The transcription factor Tbr1 has been convincingly identified as an autism risk factor, and researchers have previously shown that its function is critical for the typical development of deep-layer cortical neurons. A new study in mice sheds further light on its role in synapse and dendrite development and identifies a number of downstream targets and possible avenues for therapy.
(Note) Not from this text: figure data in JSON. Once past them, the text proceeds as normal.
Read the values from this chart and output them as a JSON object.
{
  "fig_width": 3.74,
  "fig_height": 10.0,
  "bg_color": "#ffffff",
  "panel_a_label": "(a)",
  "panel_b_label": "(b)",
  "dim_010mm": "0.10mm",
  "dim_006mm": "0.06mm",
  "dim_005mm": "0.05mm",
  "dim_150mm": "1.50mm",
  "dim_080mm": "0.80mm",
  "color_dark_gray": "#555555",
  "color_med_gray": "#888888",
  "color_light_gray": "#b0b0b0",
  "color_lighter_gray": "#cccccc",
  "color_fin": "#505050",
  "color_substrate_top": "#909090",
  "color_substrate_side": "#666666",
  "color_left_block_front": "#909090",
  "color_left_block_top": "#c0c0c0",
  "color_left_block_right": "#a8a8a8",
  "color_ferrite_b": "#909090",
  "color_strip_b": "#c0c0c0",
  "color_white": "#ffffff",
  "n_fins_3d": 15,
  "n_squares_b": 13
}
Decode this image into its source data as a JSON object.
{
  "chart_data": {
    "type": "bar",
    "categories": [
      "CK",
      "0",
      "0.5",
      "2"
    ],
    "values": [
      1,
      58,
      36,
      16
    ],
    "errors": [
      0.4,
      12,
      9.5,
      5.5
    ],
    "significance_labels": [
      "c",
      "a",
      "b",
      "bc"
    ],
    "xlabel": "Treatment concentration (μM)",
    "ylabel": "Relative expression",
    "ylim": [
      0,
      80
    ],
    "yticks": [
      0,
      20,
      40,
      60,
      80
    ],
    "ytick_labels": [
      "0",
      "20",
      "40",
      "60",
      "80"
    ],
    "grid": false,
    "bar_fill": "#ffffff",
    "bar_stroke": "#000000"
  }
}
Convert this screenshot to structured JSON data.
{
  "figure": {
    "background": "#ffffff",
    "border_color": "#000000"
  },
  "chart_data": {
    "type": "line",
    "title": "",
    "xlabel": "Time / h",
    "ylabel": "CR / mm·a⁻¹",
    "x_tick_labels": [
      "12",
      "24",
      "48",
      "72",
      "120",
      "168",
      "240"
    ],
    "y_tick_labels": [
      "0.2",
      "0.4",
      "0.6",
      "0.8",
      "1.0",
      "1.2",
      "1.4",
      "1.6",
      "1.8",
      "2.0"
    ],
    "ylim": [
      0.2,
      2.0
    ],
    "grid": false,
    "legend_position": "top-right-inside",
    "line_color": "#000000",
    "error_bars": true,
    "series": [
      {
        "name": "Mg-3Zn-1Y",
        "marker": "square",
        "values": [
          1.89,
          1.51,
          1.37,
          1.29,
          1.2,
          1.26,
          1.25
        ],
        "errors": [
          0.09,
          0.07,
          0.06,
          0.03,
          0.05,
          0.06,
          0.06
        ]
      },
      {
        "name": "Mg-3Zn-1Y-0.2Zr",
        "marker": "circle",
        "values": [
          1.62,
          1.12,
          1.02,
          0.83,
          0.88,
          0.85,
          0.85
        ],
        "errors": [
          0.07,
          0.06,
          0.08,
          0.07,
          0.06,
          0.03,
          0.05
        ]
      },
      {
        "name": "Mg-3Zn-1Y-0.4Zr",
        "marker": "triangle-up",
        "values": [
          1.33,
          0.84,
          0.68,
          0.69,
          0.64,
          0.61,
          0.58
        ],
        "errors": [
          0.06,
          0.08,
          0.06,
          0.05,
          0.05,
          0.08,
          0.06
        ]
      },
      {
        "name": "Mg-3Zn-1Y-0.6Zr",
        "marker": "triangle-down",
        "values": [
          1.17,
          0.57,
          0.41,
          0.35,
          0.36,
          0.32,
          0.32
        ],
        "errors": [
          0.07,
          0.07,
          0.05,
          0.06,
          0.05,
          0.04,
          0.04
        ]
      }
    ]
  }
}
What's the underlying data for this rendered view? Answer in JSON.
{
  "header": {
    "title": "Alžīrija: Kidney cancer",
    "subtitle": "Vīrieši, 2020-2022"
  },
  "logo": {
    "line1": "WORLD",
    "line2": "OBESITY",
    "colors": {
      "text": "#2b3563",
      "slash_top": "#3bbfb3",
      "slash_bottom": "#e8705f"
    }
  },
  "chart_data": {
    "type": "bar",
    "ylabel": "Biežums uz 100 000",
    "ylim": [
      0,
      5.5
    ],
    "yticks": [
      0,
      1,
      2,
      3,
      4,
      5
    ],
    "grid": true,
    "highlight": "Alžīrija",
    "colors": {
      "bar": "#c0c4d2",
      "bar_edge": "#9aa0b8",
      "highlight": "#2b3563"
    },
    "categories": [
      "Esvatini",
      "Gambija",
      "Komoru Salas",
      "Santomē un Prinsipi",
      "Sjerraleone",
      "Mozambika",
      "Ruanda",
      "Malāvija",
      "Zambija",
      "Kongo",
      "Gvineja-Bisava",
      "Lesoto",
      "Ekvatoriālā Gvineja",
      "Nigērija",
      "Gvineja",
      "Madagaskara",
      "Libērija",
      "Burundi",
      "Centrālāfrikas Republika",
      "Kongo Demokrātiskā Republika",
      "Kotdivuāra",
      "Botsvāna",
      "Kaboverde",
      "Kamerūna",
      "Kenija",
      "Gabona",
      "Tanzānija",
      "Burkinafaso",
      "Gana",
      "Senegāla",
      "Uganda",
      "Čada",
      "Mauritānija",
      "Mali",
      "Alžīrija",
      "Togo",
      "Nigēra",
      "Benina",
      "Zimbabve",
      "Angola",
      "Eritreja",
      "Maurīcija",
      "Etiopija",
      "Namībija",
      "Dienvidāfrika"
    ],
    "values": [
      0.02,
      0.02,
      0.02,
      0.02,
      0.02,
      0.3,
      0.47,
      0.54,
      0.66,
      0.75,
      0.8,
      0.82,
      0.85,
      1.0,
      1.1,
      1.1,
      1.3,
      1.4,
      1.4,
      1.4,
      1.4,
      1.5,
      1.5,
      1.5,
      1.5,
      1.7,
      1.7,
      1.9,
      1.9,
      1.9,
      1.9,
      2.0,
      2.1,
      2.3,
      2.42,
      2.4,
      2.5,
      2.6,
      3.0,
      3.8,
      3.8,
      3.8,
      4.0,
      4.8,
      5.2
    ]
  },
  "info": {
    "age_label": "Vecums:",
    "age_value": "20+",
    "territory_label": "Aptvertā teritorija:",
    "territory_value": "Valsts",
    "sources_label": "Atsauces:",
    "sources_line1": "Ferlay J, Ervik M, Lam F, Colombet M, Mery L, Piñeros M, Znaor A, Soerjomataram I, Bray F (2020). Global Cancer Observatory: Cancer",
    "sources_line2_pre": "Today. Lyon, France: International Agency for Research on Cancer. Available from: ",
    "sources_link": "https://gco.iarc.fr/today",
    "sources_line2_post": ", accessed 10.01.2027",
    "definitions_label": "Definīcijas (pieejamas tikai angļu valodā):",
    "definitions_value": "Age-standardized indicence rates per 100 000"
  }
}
Supported in part by a Research Award to SFARI Investigator John Rubenstein, the work used mouse lines that are constitutively heterozygous for Tbr1, or lack one copy of the gene only in layer 5 or layer 6 neurons of the cortex. Single-cell RNA sequencing of layer 5 Tbr1-deficient neurons identified a number of transcripts whose expression was significantly altered, including Kif1a, Gsk3b, Wnt7b, Ctnnb1, Ank2 and Smarcc2. Additional analyses showed a reduced number of excitatory and inhibitory synapses in deep-layer neurons, reduced dendritic spine density, increased hyperpolarization-activated cation currents and alterations in social behavior. Given previous evidence showing that WNT signaling is Tbr1-dependent and the identification of WNT-related transcripts as Tbr1 targets, Rubenstein and colleagues then asked whether restoring normal WNT signaling could rescue any of these phenotypes. Strikingly, administration of LiCl or a GSK3b inhibitor, both expected to normalize WNT signaling, had substantial effects on synapse and dendritic spine development in deep-layer pyramidal neurons, as well as on social behavior.
The authors proposed a model for Tbr1 function in deep-layer neurons that includes its regulation of WNT signaling, retinoic acid metabolism and kinesin-dependent transport. They concluded by suggesting that LiCl should be rigorously evaluated as a possible therapy for Tbr1-associated syndrome as well as for conditions with overlapping synaptic abnormalities.